The salmon was good, but I also would have done it just for the halibut.

(Read that last sentence aloud if you missed the pun.)

Seattle is always a grand adventure. We spent some time drinking by the water with our friends Steve and Cupcake. We had originally been really looking forward to mass consumption of beer and oysters, but apparently the recent heat wave had left the oyster beds with a bacteria infection. No oysters anywhere on the West Coast. It was disappointing, but the seafood was still good.

And we went on some grand adventures.

We made some new friends.

And spent some more time drinking by the water.

This is the little white minnow. She was my first rental car. There will always be a soft spot in my heart for her. (You never forget your first, do you?)

And most of all we ate. A lot of awesome seafood. This is a crab pot, where they literally dump a mound of crab, shrimp, clams, mussells and assorted veggies in from of you, give you a mallet and a fork, and let you go at it.

Eating with a hammer is awesome. Crab pots are this amazing combination of barbaric tendencies and gourmet dining.

He's a shrimp.

I love seafood. I love Seattle for (in addition to many other reasons - like the record stores where I spent A LOT of money) its proximity to fresh seafood.

Crab is good. Crabs have been in the news lately. I always like it when animals that are good to eat are in the news, as well as when new animals that might be good to eat are in the news.

First off, Norway is being invaded by giant king crabs. The solution to helping stem this tide? You know it. Catch more of them and eat them.

Also, in England, this guy caught a crab with three claws. Everybody knows that the claw meat is the best part. He unfortunately gave it to an aquarium rather than eat it. It's a shame really.

Just a bit of silliness I thought I'd mention. It's easier than dwelling on the craziness that's going on in the airports right now. Or the sheer stupidity.

Stuff like this is all over the news:

Passengers at the Palm Beach International, Fort Lauderdale-Hollywood International and Miami International airports were being told to arrive at least two hours early for their flights and throw away or pour out all liquids before trying to board their planes -- even liquids they bought in the airport. Link

A foiled terrorist plot in the United Kingdom late Wednesday meant Elaine Carlisle, 59, had to pour out her 2-year-old granddaughter Megan's sippy cup of juice Thursday morning before the family could board their American Airlines plane in Dayton, Ohio. Link

You see apparently, these terrorists had liquid explosives that were stable when alone, but became extremely volatile when mixed... so why are they having people pour out these liquids in the airports? Wouldn't that just create the potentially volatile mixture earlier than later?

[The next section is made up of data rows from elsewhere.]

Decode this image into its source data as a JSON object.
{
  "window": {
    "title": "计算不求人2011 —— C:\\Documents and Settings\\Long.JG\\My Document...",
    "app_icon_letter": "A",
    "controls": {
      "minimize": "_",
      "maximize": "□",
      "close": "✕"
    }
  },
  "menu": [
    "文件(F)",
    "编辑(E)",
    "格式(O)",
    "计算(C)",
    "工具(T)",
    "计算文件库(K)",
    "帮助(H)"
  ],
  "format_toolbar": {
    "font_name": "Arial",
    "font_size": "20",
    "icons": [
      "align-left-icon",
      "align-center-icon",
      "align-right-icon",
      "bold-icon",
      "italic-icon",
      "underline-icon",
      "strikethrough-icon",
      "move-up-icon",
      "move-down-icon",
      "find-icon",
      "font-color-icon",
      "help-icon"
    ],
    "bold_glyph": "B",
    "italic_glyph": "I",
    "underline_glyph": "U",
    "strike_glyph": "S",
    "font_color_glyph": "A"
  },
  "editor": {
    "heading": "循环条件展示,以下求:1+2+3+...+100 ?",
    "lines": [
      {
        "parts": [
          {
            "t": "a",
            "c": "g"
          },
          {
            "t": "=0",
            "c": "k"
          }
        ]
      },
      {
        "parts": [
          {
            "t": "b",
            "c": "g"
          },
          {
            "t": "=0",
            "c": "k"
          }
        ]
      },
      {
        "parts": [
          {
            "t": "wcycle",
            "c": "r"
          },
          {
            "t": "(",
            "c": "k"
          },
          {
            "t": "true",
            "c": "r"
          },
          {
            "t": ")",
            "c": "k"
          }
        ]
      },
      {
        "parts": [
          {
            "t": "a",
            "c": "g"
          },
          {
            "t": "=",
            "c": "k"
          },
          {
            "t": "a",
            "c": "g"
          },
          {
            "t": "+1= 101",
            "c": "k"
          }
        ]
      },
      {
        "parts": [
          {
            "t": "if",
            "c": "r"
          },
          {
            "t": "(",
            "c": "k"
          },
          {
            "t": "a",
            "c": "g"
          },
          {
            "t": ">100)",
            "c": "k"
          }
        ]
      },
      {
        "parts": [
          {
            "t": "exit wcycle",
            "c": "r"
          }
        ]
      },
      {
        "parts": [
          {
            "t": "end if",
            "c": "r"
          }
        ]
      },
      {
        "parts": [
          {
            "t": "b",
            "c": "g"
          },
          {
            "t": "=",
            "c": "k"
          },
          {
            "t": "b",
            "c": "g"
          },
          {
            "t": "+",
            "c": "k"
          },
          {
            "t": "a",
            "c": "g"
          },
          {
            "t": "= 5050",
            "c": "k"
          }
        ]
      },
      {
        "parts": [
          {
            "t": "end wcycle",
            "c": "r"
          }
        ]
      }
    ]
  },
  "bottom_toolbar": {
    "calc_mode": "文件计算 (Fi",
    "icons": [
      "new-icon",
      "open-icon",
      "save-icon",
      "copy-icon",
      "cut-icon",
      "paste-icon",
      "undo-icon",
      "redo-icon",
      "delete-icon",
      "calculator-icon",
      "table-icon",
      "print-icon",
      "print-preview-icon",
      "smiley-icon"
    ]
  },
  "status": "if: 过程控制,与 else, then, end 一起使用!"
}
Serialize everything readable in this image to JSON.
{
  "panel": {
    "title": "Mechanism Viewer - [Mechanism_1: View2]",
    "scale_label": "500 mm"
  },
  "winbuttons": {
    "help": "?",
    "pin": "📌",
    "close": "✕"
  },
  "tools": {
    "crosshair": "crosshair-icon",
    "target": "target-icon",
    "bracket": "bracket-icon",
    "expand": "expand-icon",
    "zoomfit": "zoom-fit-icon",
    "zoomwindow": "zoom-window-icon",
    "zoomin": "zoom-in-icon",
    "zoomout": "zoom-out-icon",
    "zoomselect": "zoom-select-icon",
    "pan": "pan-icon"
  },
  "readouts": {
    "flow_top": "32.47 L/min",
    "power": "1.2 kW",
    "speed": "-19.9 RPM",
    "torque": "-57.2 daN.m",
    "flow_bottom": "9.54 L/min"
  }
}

It just seems a little knee-jerk, and I don't know what's going to happen. It's already hard enough to stay hydrated on a long flight, now you can't take a drink on the plane. Will there be a permanent ban on carryons in the near future? Will people not being allowed to carry iPods or Walkmans on the plane lead to better inflight entertainment options? Or more cases of air rage? Perhaps they'll just start administering sedatives to all passengers so that there is no risk of one flipping out.

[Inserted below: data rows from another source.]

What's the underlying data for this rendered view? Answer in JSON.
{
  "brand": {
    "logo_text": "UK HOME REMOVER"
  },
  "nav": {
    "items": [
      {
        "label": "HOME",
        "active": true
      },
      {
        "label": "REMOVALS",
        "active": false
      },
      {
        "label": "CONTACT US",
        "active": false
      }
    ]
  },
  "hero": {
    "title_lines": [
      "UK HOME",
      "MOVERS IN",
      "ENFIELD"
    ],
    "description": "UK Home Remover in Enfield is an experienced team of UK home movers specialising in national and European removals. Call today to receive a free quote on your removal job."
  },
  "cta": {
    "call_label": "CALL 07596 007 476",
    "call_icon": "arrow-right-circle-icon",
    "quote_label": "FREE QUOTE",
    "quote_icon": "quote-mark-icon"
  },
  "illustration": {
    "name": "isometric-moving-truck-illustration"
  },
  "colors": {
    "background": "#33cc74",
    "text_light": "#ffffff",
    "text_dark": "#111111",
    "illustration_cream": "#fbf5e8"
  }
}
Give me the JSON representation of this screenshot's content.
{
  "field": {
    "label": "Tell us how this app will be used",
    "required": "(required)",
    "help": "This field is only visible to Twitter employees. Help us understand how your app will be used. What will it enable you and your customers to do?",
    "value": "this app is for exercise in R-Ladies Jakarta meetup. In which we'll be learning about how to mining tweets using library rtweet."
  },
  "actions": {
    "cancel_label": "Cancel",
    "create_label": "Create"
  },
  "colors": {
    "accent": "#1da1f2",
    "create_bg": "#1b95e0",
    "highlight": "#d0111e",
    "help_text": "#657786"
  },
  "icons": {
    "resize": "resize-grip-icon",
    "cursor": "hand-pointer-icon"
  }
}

Or will things just slowly get back to normal?

Will things ever be normal?

We'll see.

Wednesday, August 02, 2006

I Love Rock And Roll

I realize it's been a bit since I've posted, and I am leaving for Seattle in a few hours, so I wanted to hammer something out really quick, because I wanted to share a bit.

I went to the Warped Tour on Saturday. As always, I had a great time, and saw some great music.

And we learned something.

We learned that Joan Jett is very pretty, very sweet, very nice, and very willing to let us escape the 94-degree heat on her bus for an hour or so.